The primary benefit of Salicylic Acid is its overall effects on skin health. Other benefits include anti-inflammatory effects, the ability to reduce and prevent blackheads, the restoration of collagen and elasticity in the skin, and the capacity to provide an even skin tone and texture. Obviously, this powerful ingredient is well justified for treating a variety of skin disorders.
It has very low side effects or adverse reactions and is safe for use on all types of skin. While exfoliating, Salicylic Acid does not cause any other inflammatory response within the epidermis.
Other benefits of Salicylic Acid include its ability to only target inflammatory-cell production rather than also stopping the mobility of other necessary immune responses, the reduction of oily skin and large pores due to its inhibition of follicular opening, and positive changes to pigment without resulting in over-pigmentation of the affected areas.
How often should it be used?
The frequency of use for Salicylic Acid products is dependent on the level of concentration and the type of application. In the case of chemical peels (administered by professionals in a clinical environment), it was studied to be highly efficacious when applied fortnightly at a 30% concentration over a period of 12 weeks.

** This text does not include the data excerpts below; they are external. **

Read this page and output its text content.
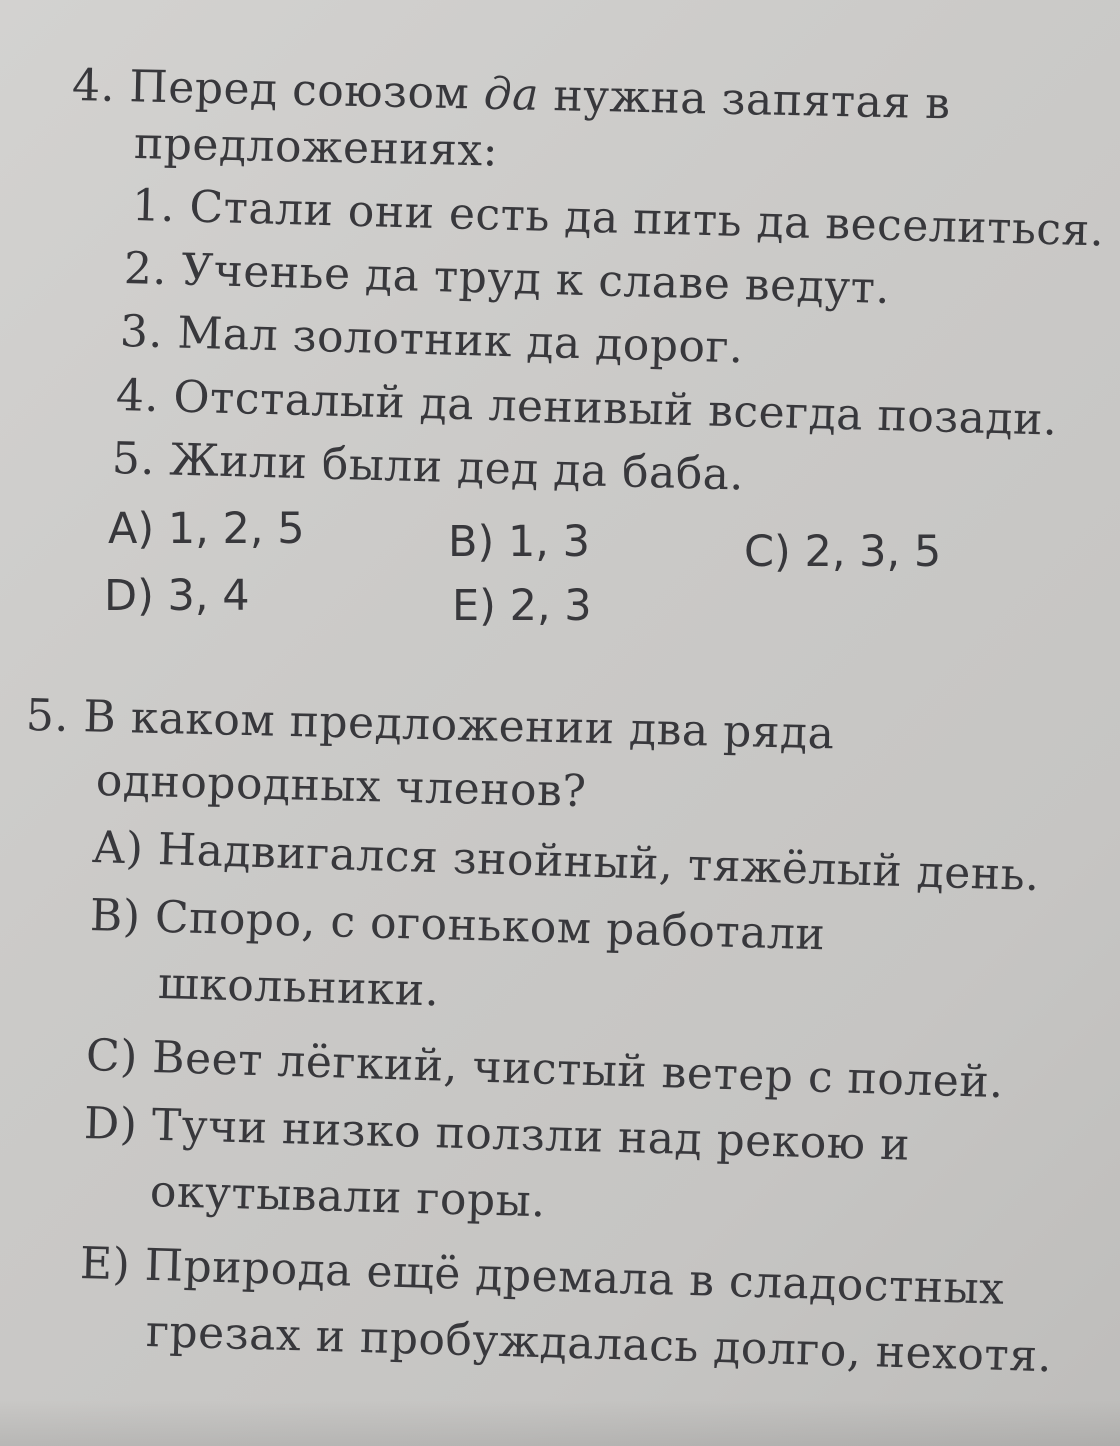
4. Перед союзом да нужна запятая в
предложениях:
1. Стали они есть да пить да веселиться.
2. Ученье да труд к славе ведут.
3. Мал золотник да дорог.
4. Отсталый да ленивый всегда позади.
5. Жили были дед да баба.
А) 1, 2, 5	В) 1, 3	С) 2, 3, 5
D) 3, 4	Е) 2, 3
5. В каком предложении два ряда
однородных членов?
А) Надвигался знойный, тяжёлый день.
В) Споро, с огоньком работали
школьники.
С) Веет лёгкий, чистый ветер с полей.
D) Тучи низко ползли над рекою и
окутывали горы.
Е) Природа ещё дремала в сладостных
грезах и пробуждалась долго, нехотя.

What are the results and how long do they take to see?
The results for Salicylic Acid have been studied extensively on a variety of skin conditions, but the overall effects of the ingredient tend to improve or prevent multiple disorders simultaneously.

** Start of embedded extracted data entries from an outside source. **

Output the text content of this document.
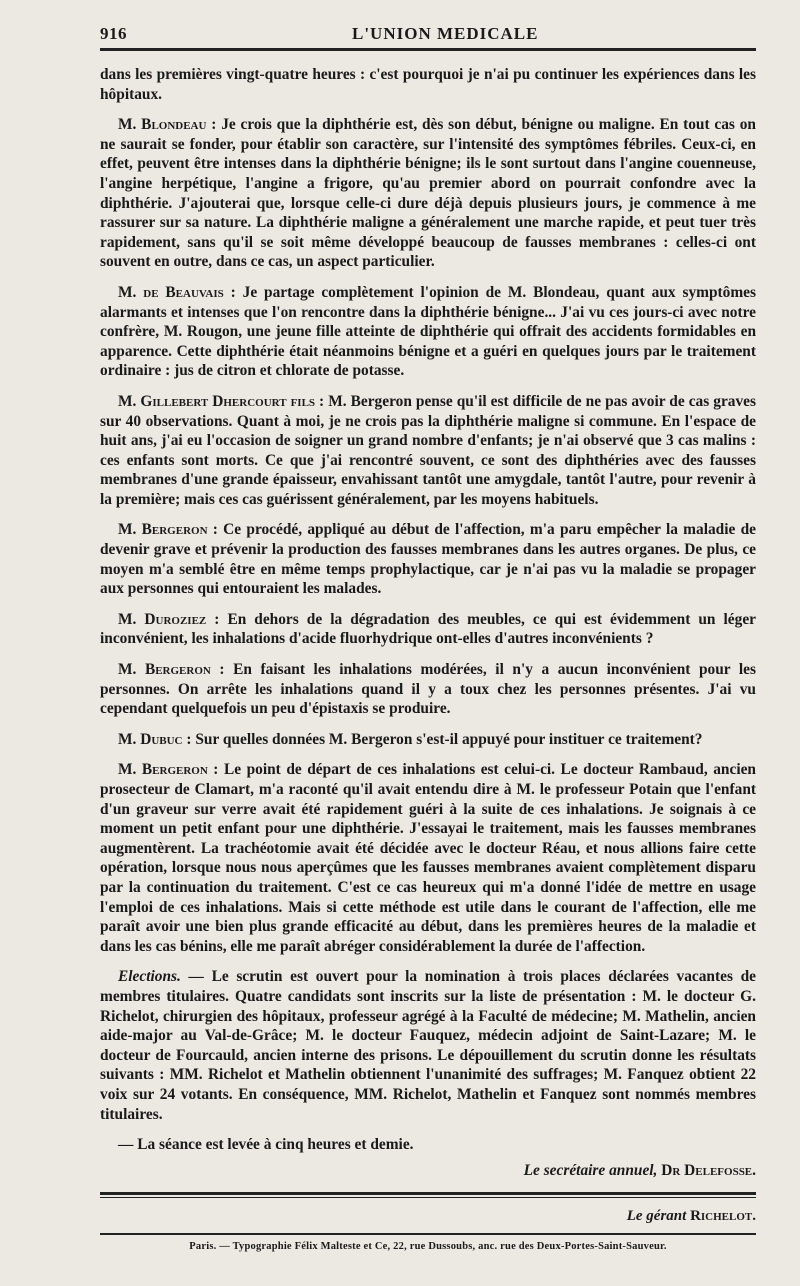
916	L'UNION MEDICALE

dans les premières vingt-quatre heures : c'est pourquoi je n'ai pu continuer les expériences dans les hôpitaux.

M. Blondeau : Je crois que la diphthérie est, dès son début, bénigne ou maligne. En tout cas on ne saurait se fonder, pour établir son caractère, sur l'intensité des symptômes fébriles. Ceux-ci, en effet, peuvent être intenses dans la diphthérie bénigne; ils le sont surtout dans l'angine couenneuse, l'angine herpétique, l'angine a frigore, qu'au premier abord on pourrait confondre avec la diphthérie. J'ajouterai que, lorsque celle-ci dure déjà depuis plusieurs jours, je commence à me rassurer sur sa nature. La diphthérie maligne a généralement une marche rapide, et peut tuer très rapidement, sans qu'il se soit même développé beaucoup de fausses membranes : celles-ci ont souvent en outre, dans ce cas, un aspect particulier.

M. de Beauvais : Je partage complètement l'opinion de M. Blondeau, quant aux symptômes alarmants et intenses que l'on rencontre dans la diphthérie bénigne... J'ai vu ces jours-ci avec notre confrère, M. Rougon, une jeune fille atteinte de diphthérie qui offrait des accidents formidables en apparence. Cette diphthérie était néanmoins bénigne et a guéri en quelques jours par le traitement ordinaire : jus de citron et chlorate de potasse.

M. Gillebert Dhercourt fils : M. Bergeron pense qu'il est difficile de ne pas avoir de cas graves sur 40 observations. Quant à moi, je ne crois pas la diphthérie maligne si commune. En l'espace de huit ans, j'ai eu l'occasion de soigner un grand nombre d'enfants; je n'ai observé que 3 cas malins : ces enfants sont morts. Ce que j'ai rencontré souvent, ce sont des diphthéries avec des fausses membranes d'une grande épaisseur, envahissant tantôt une amygdale, tantôt l'autre, pour revenir à la première; mais ces cas guérissent généralement, par les moyens habituels.

M. Bergeron : Ce procédé, appliqué au début de l'affection, m'a paru empêcher la maladie de devenir grave et prévenir la production des fausses membranes dans les autres organes. De plus, ce moyen m'a semblé être en même temps prophylactique, car je n'ai pas vu la maladie se propager aux personnes qui entouraient les malades.

M. Duroziez : En dehors de la dégradation des meubles, ce qui est évidemment un léger inconvénient, les inhalations d'acide fluorhydrique ont-elles d'autres inconvénients ?

M. Bergeron : En faisant les inhalations modérées, il n'y a aucun inconvénient pour les personnes. On arrête les inhalations quand il y a toux chez les personnes présentes. J'ai vu cependant quelquefois un peu d'épistaxis se produire.

M. Dubuc : Sur quelles données M. Bergeron s'est-il appuyé pour instituer ce traitement?

M. Bergeron : Le point de départ de ces inhalations est celui-ci. Le docteur Rambaud, ancien prosecteur de Clamart, m'a raconté qu'il avait entendu dire à M. le professeur Potain que l'enfant d'un graveur sur verre avait été rapidement guéri à la suite de ces inhalations. Je soignais à ce moment un petit enfant pour une diphthérie. J'essayai le traitement, mais les fausses membranes augmentèrent. La trachéotomie avait été décidée avec le docteur Réau, et nous allions faire cette opération, lorsque nous nous aperçûmes que les fausses membranes avaient complètement disparu par la continuation du traitement. C'est ce cas heureux qui m'a donné l'idée de mettre en usage l'emploi de ces inhalations. Mais si cette méthode est utile dans le courant de l'affection, elle me paraît avoir une bien plus grande efficacité au début, dans les premières heures de la maladie et dans les cas bénins, elle me paraît abréger considérablement la durée de l'affection.

Elections. — Le scrutin est ouvert pour la nomination à trois places déclarées vacantes de membres titulaires. Quatre candidats sont inscrits sur la liste de présentation : M. le docteur G. Richelot, chirurgien des hôpitaux, professeur agrégé à la Faculté de médecine; M. Mathelin, ancien aide-major au Val-de-Grâce; M. le docteur Fauquez, médecin adjoint de Saint-Lazare; M. le docteur de Fourcauld, ancien interne des prisons. Le dépouillement du scrutin donne les résultats suivants : MM. Richelot et Mathelin obtiennent l'unanimité des suffrages; M. Fanquez obtient 22 voix sur 24 votants. En conséquence, MM. Richelot, Mathelin et Fanquez sont nommés membres titulaires.

— La séance est levée à cinq heures et demie.

Le secrétaire annuel, Dr Delefosse.
Le gérant Richelot.
Paris. — Typographie Félix Malteste et Ce, 22, rue Dussoubs, anc. rue des Deux-Portes-Saint-Sauveur.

Curious about acne treatments? The use of Salicylic Acid results in a significant decrease in the prevalence and recurrence of blackheads due to its exfoliation effect. It can also remove oil and dead cells from pores or follicles in the epidermis. This reduces instances of oily skin and prevents the formation of new blackheads or sources of bacterial infection that result in acne.
The timeline for results of these treatments can depend on the type of treatment used, and the condition it is treating. For facial lesions, acne-scarring, pigmentation, and other primary skin disorders, results are usually visible within four weeks of application. When used for chemical peeling, the ingredient demonstrated significantly improved results for blackheads and other forms of acne within 1 week of application, and a full disappearance of blackheads by around three months. Although, due to the number of different varieties of Salicylic Acid application, the effects are dependent on the product and condition of the skin.
Is it safe to use?
Salicylic Acid has one of the longest histories of all skincare ingredients. Why? Because of its lack of side effects or adverse issues. When used in intensive forms, such as chemical peeling, it does not have any inflammatory effects. No participants of multiple studies experienced any type of post-inflammatory hyperpigmentation, scarring, or allergic reactions following its application. Because of its lack of issues regarding post-treatment pigmentation or scarring issues, it is available to treat anyone of any pigment or colour.
When used too intensely, or in extremely rare cases, it can cause moderate redness of the skin or dryness. A lightweight moisturizer or SPF 35 Sunscreen protection following exfoliation can help prevent the likelihood of these effects.
How is it different from Glycolic Acid?
Glycolic Acid is another ingredient commonly used for exfoliation and assisting with acne, skin lesions, and pigmentary issues within the skin. The primary difference between Glycolic Acid and Salicylic Acid is the inherent property of each ingredient. Glycolic Acid is hydrophilic. This prevents it from penetrating the deeper fatty tissues that Salicylic Acid can reach due to its lipophilic nature. This lipophilic property allows the acid a significant advantage in treating comedones and other noninflammatory lesions within the skin, as there is a layer of oil protecting the infected follicles.